Earlier today a plan (discussed here, here, and here) to impeach judges chosen via the state’s merit/commission system, including most specifically the state’s supreme court, cleared for a second time a Kansas Senate committee.

SB 439 targets with threat of impeachment only those judges/justices chosen via the state’s merit selection system

in an impeachment proceeding against a justice of the supreme court or in a proceeding for discipline, suspension or removal for cause against an appointed judge of the district court, the grounds for such impeachment or for such discipline, suspension or removal for cause shall include, but not be limited to, any one or more of the following

The list of impeachable offenses in the constitution is limited to treason, bribery, or other high crimes and misdemeanors. Proponents claim that “high crimes” refer to the office held and not the severity of the crimes themselves and that there need to be consequences for political offenses.

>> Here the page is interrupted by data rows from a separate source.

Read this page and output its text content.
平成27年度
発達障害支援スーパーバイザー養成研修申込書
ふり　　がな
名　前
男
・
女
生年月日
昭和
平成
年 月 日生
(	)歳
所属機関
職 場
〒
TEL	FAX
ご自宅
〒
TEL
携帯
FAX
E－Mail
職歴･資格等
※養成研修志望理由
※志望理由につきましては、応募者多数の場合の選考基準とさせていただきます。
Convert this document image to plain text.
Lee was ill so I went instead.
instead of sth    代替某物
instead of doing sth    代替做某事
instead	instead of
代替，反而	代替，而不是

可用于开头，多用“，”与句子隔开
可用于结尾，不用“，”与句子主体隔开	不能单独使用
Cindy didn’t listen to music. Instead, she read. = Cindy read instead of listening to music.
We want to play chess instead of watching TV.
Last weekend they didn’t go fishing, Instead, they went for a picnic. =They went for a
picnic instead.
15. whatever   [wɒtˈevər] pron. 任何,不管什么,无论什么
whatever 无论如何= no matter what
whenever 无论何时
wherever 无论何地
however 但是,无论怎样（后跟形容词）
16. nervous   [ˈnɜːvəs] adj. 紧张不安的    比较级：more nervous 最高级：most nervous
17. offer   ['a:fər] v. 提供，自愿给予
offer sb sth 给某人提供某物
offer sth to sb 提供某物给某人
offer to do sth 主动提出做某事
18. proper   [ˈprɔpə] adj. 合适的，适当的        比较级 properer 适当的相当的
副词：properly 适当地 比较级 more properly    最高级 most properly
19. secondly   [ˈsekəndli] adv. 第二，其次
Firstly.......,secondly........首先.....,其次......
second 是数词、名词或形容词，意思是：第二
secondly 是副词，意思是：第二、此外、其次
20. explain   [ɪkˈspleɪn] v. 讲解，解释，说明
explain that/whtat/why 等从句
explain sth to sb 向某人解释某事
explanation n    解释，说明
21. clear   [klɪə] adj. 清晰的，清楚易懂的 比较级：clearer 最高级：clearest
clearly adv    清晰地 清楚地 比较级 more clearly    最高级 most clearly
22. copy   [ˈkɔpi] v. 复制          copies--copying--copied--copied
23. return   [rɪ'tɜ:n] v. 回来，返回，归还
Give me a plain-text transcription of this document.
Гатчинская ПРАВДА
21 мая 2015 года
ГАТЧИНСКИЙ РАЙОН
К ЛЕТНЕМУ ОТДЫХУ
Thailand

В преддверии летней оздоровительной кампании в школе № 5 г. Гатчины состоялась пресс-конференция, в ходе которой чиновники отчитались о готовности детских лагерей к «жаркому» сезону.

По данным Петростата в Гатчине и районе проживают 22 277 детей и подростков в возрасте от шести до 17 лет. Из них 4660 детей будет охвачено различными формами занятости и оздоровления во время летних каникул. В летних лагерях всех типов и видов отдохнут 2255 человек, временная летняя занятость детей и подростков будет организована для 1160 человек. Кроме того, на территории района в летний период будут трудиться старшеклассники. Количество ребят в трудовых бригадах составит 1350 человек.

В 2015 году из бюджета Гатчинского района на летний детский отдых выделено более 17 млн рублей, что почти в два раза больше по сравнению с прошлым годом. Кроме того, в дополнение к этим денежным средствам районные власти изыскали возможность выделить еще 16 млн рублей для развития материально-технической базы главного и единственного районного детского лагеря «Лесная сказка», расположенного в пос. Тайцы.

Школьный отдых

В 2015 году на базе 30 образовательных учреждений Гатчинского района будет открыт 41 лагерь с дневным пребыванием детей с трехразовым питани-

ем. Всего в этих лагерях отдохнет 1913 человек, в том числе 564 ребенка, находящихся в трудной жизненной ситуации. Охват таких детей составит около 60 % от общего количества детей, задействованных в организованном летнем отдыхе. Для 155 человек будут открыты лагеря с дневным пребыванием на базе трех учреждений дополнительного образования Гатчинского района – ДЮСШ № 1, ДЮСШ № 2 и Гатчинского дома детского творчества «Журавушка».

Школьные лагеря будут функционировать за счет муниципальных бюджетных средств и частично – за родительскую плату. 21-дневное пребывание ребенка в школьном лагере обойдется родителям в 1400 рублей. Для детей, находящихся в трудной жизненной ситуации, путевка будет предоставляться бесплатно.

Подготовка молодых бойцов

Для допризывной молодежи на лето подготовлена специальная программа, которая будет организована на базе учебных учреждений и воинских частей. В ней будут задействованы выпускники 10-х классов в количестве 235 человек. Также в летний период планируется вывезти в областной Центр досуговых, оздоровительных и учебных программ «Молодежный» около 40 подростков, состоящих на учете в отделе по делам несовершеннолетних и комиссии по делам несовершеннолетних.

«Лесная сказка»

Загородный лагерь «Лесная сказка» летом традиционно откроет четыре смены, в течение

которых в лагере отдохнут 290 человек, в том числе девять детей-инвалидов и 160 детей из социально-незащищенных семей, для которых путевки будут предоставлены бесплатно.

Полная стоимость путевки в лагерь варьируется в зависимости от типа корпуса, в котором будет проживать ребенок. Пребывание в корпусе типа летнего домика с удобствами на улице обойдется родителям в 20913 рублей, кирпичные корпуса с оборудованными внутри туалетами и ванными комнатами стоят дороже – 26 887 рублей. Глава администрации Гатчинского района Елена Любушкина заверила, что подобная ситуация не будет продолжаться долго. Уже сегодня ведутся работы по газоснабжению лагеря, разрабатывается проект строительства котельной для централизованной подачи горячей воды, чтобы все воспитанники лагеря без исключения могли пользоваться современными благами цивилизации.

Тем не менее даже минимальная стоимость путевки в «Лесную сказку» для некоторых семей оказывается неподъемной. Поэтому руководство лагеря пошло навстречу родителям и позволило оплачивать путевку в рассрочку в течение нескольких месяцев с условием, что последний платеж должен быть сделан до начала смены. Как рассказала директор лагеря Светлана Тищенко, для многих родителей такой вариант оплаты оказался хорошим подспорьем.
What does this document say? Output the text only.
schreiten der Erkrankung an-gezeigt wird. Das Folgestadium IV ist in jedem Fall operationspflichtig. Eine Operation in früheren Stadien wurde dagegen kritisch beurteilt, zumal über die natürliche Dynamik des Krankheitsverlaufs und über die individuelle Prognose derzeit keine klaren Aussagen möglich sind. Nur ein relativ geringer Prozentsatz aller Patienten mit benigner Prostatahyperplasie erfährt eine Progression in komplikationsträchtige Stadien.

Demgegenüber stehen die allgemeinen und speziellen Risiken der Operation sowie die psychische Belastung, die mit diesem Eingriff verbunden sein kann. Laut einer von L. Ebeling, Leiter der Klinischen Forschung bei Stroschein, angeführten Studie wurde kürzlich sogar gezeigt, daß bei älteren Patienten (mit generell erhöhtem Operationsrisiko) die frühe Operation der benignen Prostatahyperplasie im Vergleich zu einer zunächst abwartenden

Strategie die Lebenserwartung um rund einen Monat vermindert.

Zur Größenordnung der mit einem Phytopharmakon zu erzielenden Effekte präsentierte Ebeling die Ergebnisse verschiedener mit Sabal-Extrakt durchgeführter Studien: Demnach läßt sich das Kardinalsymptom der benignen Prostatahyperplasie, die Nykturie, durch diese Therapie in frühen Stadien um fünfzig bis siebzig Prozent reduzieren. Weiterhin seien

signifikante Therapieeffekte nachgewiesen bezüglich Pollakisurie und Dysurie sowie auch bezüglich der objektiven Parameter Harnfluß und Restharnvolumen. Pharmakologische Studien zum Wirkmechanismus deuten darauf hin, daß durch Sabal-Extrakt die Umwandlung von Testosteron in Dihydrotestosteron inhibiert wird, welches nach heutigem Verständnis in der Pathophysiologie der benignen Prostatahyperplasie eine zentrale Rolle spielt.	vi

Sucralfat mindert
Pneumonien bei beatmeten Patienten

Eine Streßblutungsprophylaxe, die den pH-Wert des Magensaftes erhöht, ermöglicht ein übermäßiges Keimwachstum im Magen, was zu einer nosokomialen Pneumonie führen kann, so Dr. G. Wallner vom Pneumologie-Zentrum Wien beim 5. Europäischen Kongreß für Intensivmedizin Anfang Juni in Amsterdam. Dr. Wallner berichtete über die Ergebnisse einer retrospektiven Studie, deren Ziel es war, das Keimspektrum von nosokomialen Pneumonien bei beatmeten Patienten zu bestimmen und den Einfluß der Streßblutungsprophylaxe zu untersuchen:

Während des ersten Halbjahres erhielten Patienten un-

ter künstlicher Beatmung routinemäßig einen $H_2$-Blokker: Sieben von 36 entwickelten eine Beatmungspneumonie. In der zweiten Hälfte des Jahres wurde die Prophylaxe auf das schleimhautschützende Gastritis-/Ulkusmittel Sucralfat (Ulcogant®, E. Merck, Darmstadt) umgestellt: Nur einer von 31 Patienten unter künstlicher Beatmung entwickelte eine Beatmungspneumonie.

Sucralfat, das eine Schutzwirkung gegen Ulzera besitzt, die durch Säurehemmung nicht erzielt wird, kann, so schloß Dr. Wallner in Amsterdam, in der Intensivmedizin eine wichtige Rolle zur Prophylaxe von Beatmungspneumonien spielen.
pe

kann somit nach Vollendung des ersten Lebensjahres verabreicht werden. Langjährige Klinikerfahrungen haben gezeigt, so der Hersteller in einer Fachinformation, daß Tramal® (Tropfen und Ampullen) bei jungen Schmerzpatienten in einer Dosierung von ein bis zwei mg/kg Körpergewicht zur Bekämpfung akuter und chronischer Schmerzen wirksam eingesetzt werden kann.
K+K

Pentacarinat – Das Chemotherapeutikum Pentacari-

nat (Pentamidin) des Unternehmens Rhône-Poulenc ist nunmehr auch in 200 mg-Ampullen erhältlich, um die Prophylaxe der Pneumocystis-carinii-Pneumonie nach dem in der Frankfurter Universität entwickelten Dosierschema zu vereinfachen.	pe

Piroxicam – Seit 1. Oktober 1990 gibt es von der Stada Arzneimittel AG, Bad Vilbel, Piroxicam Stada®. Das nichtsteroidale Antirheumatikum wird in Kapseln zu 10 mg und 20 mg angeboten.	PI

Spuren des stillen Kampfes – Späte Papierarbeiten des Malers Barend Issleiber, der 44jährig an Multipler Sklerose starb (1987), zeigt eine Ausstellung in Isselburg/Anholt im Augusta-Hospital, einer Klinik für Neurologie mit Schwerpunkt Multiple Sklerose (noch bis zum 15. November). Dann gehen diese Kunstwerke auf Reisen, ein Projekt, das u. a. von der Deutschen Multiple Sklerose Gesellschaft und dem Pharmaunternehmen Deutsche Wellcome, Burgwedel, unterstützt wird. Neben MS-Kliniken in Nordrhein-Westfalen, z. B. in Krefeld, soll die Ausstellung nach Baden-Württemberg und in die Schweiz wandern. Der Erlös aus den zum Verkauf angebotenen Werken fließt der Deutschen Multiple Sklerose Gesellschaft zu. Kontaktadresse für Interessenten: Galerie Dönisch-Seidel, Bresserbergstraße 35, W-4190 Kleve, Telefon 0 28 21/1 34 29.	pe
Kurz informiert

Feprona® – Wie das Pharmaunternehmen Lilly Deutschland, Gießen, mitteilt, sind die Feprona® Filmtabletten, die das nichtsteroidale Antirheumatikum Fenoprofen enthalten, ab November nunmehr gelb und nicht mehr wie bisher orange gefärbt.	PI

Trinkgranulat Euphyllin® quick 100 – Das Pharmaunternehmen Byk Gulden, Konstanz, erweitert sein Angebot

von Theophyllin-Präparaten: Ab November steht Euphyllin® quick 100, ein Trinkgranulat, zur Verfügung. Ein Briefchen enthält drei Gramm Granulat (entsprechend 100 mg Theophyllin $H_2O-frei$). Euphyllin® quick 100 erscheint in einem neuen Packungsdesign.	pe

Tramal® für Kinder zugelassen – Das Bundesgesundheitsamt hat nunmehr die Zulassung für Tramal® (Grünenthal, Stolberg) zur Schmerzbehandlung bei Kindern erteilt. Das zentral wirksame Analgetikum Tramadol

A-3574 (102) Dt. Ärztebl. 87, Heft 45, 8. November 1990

The new list of impeachable offenses as applied to the appointed judges/justices would now include

  • attempting to usurp the power of the legislative or executive branch of government
  • attempting to subvert fundamental laws and introduce arbitrary power
  • commission of treason
  • commission of bribery
  • commission of other indictable criminal offenses
  • commission of a breach of the public trust
  • commission of a breach of judicial ethics
  • failure to perform adequately the duties of office
  • exhibiting wanton or reckless judicial conduct
  • exhibiting personal misbehavior or misconduct
  • failure to adequately supervise subordinate employees

An amendment adopted during the committee debate includes the creation of a list of “high crimes and misdemeanors” for executive branch officials that include “attempting to usurp the power of the legislative or judicial branch of government.”

This is the second time the bill has passed, the first time was as a late unannounced amendment to another bill.